The other point I wanted to make is that when we are closely involved with someone whose problems are so obviously more dramatic than our own, we tend to think that we are not able to heal and work on ourselves because the others difficulties are so dominating the situation. In fact, whatever feelings we are going through at the time are the exact issues that we need to heal. So even feelings of being overlooked and insignificant, or not being powerful enough to heal someone you love—whatever emotional frustrations you are dealing with are precisely the wounds in your heart that you need to heal, whether you are with him or not.
I believe the spark of hope you still hold for the relationship is your soul’s recognition that it is better to heal your heart with someone you love than alone. It’s not going to be easy either way, so consider what speaks to your heart, not to your frustrated mind.
Love,
Deepak



It's so beautiful and so enlightening thank 's Deepak for your wisdom
love
jocelyne
I concur.
ed
The Jigsaw of the Universe is a complicated one…
The wisest person in all creation couldn't ever take away the confusion you feel, when you understand why that is… then the Jigsaw clicks into place and was never seperated.
If you are alive then you will know suffering to a particular degree, it really hurts I know… consumes your mind it does.
The hardest thing to understand about personal suffering is that it is absoloutly neccasery… it is not even questionable to the point where deserve or undeserve comes into it…. You are it… you are suffering.. thats what you have become…
avoidence is futile… recognition and inquiry into emotional pain is a step forward… for example facing the source of your pain head on and bringing it under the scrutiny of your understanding or having realization into its relevance to your lifetime.
The Karma that your ex boyfriend has around him and is living out is not really that extrordinary yet it feels that way to you I suppose.

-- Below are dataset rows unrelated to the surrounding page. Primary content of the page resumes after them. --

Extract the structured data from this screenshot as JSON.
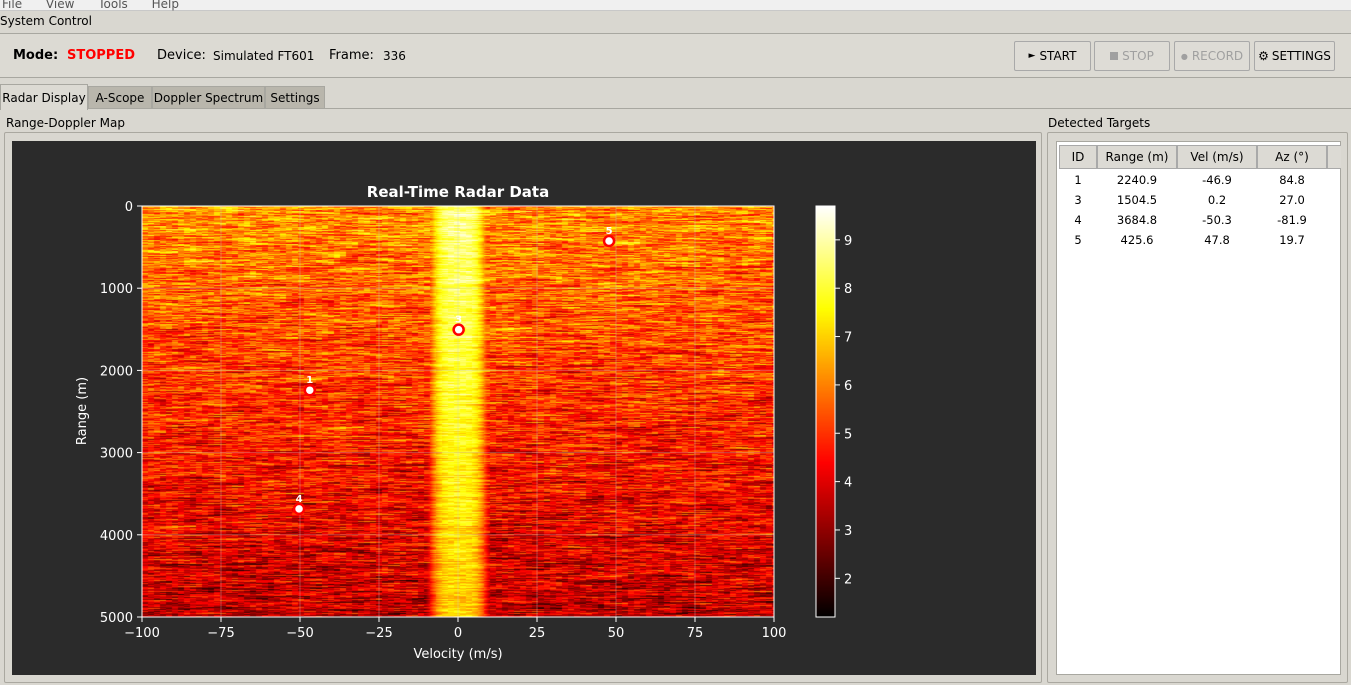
{
  "menu": [
    "File",
    "View",
    "Tools",
    "Help"
  ],
  "system_control": {
    "title": "System Control",
    "mode_label": "Mode:",
    "mode_value": "STOPPED",
    "mode_color": "#ff0000",
    "device_label": "Device:",
    "device_value": "Simulated FT601",
    "frame_label": "Frame:",
    "frame_value": "336"
  },
  "buttons": {
    "start": "START",
    "stop": "STOP",
    "record": "RECORD",
    "settings": "SETTINGS",
    "start_icon": "play-icon",
    "stop_icon": "stop-square-icon",
    "record_icon": "record-dot-icon",
    "settings_icon": "gear-icon"
  },
  "tabs": [
    {
      "label": "Radar Display",
      "active": true
    },
    {
      "label": "A-Scope"
    },
    {
      "label": "Doppler Spectrum"
    },
    {
      "label": "Settings"
    }
  ],
  "left_group": {
    "title": "Range-Doppler Map"
  },
  "right_group": {
    "title": "Detected Targets",
    "columns": [
      "ID",
      "Range (m)",
      "Vel (m/s)",
      "Az (°)"
    ],
    "rows": [
      [
        "1",
        "2240.9",
        "-46.9",
        "84.8"
      ],
      [
        "3",
        "1504.5",
        "0.2",
        "27.0"
      ],
      [
        "4",
        "3684.8",
        "-50.3",
        "-81.9"
      ],
      [
        "5",
        "425.6",
        "47.8",
        "19.7"
      ]
    ]
  },
  "chart_data": {
    "type": "heatmap",
    "title": "Real-Time Radar Data",
    "xlabel": "Velocity (m/s)",
    "ylabel": "Range (m)",
    "xlim": [
      -100,
      100
    ],
    "ylim": [
      5000,
      0
    ],
    "xticks": [
      "−100",
      "−75",
      "−50",
      "−25",
      "0",
      "25",
      "50",
      "75",
      "100"
    ],
    "yticks": [
      "0",
      "1000",
      "2000",
      "3000",
      "4000",
      "5000"
    ],
    "colormap": "hot",
    "colorbar": {
      "range": [
        1.2,
        9.7
      ],
      "ticks": [
        "2",
        "3",
        "4",
        "5",
        "6",
        "7",
        "8",
        "9"
      ]
    },
    "description_of_values": "noise floor ~3-6, bright clutter ridge near 0 m/s reaching ~9.5",
    "grid": true,
    "targets": [
      {
        "id": "1",
        "velocity": -46.9,
        "range": 2240.9
      },
      {
        "id": "3",
        "velocity": 0.2,
        "range": 1504.5
      },
      {
        "id": "4",
        "velocity": -50.3,
        "range": 3684.8
      },
      {
        "id": "5",
        "velocity": 47.8,
        "range": 425.6
      }
    ]
  }
}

Love will always conquer the great divide no matter what that divide may be…
Love xx
I am your reflection as you are mine xx
Granpa Ed and crazee Simon…damn!
Beautiful answer Deepak.
A beautiful response. I too am still learning that being in relationship is the hardest work, the richest work, and perhaps the whole point of being a human being on the earth walk.
Peace be ~~ Julie
Wonderful reply. When I heal myself, I automatically heal my partner without my consciousness. Healing myself is the best way to help my partner.